Elara Caring reported similar results from using AI-powered voice agents to manage large-scale hiring across multiple states.
“We hire roughly 17,000 home health aides across 50 branches nationwide, and our staffing demands can shift dramatically from state to state based on market conditions at any given moment,” said Anne Strickroot, vice president of talent acquisition at Elara Caring. “The results of our AI voice agent speak for themselves: candidates interviewed by AI accepted their first assignment faster and logged an average of three hours more per week than those interviewed by human recruiters.”
Strickroot said the organization also reduced time-to-hire by about 1.3 days, giving it greater flexibility to expand into new markets.
Phenom’s report outlines a practical roadmap for HR leaders seeking to move toward measurable outcomes, including automating screening and scheduling, deploying AI-driven candidate matching, and applying real-time intelligence to improve interview quality and reduce fraud risk.

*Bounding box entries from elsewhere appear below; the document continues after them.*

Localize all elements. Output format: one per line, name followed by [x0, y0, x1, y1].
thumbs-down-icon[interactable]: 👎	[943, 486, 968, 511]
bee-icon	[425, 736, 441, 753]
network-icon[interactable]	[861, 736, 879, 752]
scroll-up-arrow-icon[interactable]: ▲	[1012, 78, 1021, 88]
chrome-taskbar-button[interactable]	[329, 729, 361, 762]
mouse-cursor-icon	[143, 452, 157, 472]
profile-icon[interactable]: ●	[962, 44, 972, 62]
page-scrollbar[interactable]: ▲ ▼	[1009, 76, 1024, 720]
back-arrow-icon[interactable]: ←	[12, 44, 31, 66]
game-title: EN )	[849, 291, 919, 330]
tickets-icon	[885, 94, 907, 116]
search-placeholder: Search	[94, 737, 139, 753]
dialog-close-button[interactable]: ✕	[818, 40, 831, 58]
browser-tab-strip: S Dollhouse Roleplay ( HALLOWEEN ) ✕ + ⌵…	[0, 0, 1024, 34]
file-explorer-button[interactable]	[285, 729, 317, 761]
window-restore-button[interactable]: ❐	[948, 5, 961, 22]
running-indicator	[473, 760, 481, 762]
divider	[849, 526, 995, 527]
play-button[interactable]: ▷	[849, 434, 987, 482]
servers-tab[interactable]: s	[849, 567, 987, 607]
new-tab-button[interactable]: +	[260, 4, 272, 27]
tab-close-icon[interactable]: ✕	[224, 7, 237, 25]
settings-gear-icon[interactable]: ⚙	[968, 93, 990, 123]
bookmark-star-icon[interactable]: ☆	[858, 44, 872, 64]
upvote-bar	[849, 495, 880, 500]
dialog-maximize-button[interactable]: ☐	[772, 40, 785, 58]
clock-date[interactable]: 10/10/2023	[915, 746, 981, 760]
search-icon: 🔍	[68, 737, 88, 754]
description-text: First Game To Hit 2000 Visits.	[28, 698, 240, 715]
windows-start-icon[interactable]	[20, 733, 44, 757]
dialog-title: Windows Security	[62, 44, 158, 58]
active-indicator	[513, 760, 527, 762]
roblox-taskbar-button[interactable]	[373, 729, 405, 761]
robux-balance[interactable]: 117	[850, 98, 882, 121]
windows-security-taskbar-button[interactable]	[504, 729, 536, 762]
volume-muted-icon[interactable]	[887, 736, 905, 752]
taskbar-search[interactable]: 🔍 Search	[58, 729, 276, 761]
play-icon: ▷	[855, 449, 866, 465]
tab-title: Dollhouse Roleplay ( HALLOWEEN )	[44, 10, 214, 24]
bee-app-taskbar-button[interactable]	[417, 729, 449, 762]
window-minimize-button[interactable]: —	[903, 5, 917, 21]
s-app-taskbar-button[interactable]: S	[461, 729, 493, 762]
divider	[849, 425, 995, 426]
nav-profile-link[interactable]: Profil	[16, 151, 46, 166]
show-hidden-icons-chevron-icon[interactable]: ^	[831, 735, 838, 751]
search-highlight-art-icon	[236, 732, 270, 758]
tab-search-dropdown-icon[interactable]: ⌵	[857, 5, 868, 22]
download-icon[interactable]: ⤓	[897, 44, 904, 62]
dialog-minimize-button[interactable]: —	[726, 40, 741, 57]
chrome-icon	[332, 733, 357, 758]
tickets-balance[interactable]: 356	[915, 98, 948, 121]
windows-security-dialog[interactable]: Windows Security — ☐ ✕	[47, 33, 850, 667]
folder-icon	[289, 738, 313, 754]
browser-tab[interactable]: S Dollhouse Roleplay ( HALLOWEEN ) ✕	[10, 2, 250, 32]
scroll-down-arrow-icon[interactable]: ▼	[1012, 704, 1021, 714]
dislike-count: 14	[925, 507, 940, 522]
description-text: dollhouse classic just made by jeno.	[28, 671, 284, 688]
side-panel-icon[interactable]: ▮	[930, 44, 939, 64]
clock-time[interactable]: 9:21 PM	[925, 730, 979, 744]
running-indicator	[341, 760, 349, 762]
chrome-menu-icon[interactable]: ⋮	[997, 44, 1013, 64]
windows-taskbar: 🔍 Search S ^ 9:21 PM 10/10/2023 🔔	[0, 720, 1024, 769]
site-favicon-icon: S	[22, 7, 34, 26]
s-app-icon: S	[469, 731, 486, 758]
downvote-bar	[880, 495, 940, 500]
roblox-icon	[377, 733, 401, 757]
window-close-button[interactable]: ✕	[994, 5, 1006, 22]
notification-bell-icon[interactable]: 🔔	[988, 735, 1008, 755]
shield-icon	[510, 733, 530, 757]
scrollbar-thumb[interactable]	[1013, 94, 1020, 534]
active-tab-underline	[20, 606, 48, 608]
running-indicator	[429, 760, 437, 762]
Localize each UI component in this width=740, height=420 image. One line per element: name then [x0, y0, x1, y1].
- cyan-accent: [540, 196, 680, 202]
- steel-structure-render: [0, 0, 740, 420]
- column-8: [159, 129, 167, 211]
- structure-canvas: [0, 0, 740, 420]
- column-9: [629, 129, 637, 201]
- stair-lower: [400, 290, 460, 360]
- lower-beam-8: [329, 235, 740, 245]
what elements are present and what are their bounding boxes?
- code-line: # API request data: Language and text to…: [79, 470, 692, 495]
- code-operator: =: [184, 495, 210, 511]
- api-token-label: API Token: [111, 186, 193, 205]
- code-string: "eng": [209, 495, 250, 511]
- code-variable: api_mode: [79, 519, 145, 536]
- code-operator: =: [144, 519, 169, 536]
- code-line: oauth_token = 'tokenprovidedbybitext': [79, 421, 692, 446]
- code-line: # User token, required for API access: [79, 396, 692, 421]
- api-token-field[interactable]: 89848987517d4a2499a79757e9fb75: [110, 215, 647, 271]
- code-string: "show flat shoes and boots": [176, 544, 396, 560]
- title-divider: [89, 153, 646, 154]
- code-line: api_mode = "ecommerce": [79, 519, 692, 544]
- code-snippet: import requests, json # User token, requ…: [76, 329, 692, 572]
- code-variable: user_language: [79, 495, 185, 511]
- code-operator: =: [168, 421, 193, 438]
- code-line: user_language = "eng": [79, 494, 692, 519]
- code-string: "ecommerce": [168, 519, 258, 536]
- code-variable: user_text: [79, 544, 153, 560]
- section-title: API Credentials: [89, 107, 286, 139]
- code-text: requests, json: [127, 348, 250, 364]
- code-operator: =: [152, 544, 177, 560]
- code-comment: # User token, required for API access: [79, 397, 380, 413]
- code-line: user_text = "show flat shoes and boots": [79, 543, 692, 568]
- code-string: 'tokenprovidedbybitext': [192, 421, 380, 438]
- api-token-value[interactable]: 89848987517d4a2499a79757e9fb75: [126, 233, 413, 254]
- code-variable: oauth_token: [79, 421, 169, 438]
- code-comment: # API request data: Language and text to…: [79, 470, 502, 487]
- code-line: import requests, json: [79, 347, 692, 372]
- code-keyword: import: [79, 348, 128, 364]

“The question every CHRO should be asking their team is: How fast can they get AI to work for their business?” said Mahe Bayireddi, chief executive officer and co-founder of Phenom. “Phenom is providing a roadmap of what maturity looks like. We’re taking a proactive role in helping organizations close the gap between where they are and where they need to be. HR’s greatest moments are upon us.”
Phenom said the report is intended to help HR leaders assess their current state, prioritize investments, and move from isolated pilots to integrated AI and automation strategies that deliver sustained hiring, development, and retention gains.